- Ben Brasch The Atlanta Journal-Constitution
Hundreds of people are rallying around a Lassiter High School family mourning the loss of two sons.
In the day since the campaign was posted online, 850-plus people have donated more than $50,000 to cover the funeral expenses of brothers 18-year-old James and 14-year-old Joseph Pratt.
The teens died Monday on Ga. 92 in a wreck with a Fulton County school bus for students with special-needs. None of the students on the bus were hurt.
The brothers were on their way to a dentist appointment.
Teachers spoke fondly of the two Navy ROTC students Tuesday about how committed they were to service.
The fund is run by Joanne Prince, who is president of the Navy ROTC cadet-parent organization that covers Lassiter, Pope and Kell high schools.
GoFundMe, which pulls a 5 percent fee for each donation, has a process for folks to raise money on behalf of others.
Some of those who donated to the GoFundMe campaign left kind messages whether they knew the family or not.
“My heart breaks for your family.
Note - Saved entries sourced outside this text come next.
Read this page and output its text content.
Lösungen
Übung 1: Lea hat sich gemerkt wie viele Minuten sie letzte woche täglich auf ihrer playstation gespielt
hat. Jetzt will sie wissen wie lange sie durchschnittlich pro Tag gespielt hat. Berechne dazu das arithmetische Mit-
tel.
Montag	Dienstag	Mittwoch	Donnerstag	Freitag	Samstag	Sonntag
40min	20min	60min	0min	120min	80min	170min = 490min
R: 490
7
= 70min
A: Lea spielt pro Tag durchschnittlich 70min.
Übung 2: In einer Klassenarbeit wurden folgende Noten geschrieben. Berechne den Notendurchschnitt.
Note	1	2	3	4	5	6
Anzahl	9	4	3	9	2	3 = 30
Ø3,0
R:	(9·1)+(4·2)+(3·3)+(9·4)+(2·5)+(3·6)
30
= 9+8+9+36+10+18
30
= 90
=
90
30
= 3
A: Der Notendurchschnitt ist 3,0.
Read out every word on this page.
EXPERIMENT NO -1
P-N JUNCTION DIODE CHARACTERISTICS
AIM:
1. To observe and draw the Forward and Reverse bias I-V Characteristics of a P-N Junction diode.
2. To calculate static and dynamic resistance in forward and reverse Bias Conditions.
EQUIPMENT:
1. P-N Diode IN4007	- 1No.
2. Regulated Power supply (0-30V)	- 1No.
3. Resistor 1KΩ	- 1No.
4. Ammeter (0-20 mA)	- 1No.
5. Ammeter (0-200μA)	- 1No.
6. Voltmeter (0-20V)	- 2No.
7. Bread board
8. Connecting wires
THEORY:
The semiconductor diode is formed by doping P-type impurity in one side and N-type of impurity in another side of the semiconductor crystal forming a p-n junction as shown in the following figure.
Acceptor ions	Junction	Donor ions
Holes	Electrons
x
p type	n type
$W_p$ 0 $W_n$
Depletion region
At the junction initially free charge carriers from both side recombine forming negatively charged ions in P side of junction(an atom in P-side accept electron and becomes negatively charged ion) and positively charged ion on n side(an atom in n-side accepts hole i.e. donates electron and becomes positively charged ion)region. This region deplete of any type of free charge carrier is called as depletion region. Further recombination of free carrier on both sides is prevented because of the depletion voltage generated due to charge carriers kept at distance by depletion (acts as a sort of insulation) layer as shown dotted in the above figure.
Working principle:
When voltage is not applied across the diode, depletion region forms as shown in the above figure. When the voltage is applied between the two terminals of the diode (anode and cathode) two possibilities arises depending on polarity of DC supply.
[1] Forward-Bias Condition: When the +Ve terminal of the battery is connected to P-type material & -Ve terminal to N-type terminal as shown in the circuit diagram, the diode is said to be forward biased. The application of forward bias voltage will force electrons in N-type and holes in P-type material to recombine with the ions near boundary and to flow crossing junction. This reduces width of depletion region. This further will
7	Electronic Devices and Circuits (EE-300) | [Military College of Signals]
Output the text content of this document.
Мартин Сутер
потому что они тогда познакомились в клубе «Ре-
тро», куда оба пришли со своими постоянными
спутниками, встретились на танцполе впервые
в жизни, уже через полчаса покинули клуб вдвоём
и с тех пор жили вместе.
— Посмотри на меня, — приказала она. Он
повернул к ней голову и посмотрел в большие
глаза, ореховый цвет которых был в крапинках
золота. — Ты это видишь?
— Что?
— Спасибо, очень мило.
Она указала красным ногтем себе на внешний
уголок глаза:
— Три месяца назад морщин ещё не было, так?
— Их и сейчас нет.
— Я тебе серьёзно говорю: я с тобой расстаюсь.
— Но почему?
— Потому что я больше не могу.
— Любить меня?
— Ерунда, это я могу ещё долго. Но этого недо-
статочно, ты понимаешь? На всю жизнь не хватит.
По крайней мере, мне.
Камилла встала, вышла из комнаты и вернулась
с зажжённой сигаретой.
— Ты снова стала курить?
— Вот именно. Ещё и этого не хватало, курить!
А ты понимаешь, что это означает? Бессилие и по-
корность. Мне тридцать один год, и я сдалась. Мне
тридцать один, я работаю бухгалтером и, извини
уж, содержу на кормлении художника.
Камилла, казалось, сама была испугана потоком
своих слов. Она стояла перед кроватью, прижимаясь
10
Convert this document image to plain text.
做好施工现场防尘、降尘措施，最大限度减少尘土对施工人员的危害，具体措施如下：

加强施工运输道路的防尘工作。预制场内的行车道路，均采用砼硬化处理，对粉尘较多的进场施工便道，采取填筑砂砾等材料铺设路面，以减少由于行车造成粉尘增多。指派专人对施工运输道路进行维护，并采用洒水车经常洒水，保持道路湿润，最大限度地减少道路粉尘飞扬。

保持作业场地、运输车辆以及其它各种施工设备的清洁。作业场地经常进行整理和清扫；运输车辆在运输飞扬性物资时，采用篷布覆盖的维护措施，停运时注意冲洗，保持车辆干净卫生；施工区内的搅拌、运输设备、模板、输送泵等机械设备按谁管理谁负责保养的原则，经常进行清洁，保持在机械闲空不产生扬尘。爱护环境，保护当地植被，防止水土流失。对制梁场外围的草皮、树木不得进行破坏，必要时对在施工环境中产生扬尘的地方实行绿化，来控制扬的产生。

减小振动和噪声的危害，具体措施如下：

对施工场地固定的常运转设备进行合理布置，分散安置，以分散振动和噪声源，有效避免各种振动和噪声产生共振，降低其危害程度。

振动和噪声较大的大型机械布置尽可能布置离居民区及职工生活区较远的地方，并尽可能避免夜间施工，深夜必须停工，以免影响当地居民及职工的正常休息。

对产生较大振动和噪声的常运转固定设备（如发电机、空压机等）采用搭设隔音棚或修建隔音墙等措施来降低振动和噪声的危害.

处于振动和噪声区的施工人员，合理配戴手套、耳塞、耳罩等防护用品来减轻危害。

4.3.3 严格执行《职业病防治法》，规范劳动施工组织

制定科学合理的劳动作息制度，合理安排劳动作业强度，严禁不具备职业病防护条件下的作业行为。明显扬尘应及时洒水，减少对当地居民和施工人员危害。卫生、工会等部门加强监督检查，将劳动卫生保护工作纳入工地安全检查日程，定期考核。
You all are in our thoughts and prayers, please know this community is behind you and here to help in any way we can during this terrible tragedy,” one donor wrote.
Another: “Your neighbors in Chimney Lakes are here to support you.”
The Chick-fil-A on Woodstock Road in Roswell gave $200. A manager at the store said many of the employees go to Lassiter and knew at least one of the young men.
Jim, the older, was enlisted in the U.S. Marines and had plans to go to Kennesaw State University after graduation next month.
The younger, a freshman, was just getting a feel for high school.
Now, their family must bury them. The teens leave behind their mother, father, and two sisters — the younger one is a junior at Lassiter in the ROTC program.
There are four more families in metro Atlanta who are grieving. A couple hours before the Pratt brothers died, four Langston Hughes High students died in a crash in south Fulton. One survived that wreck.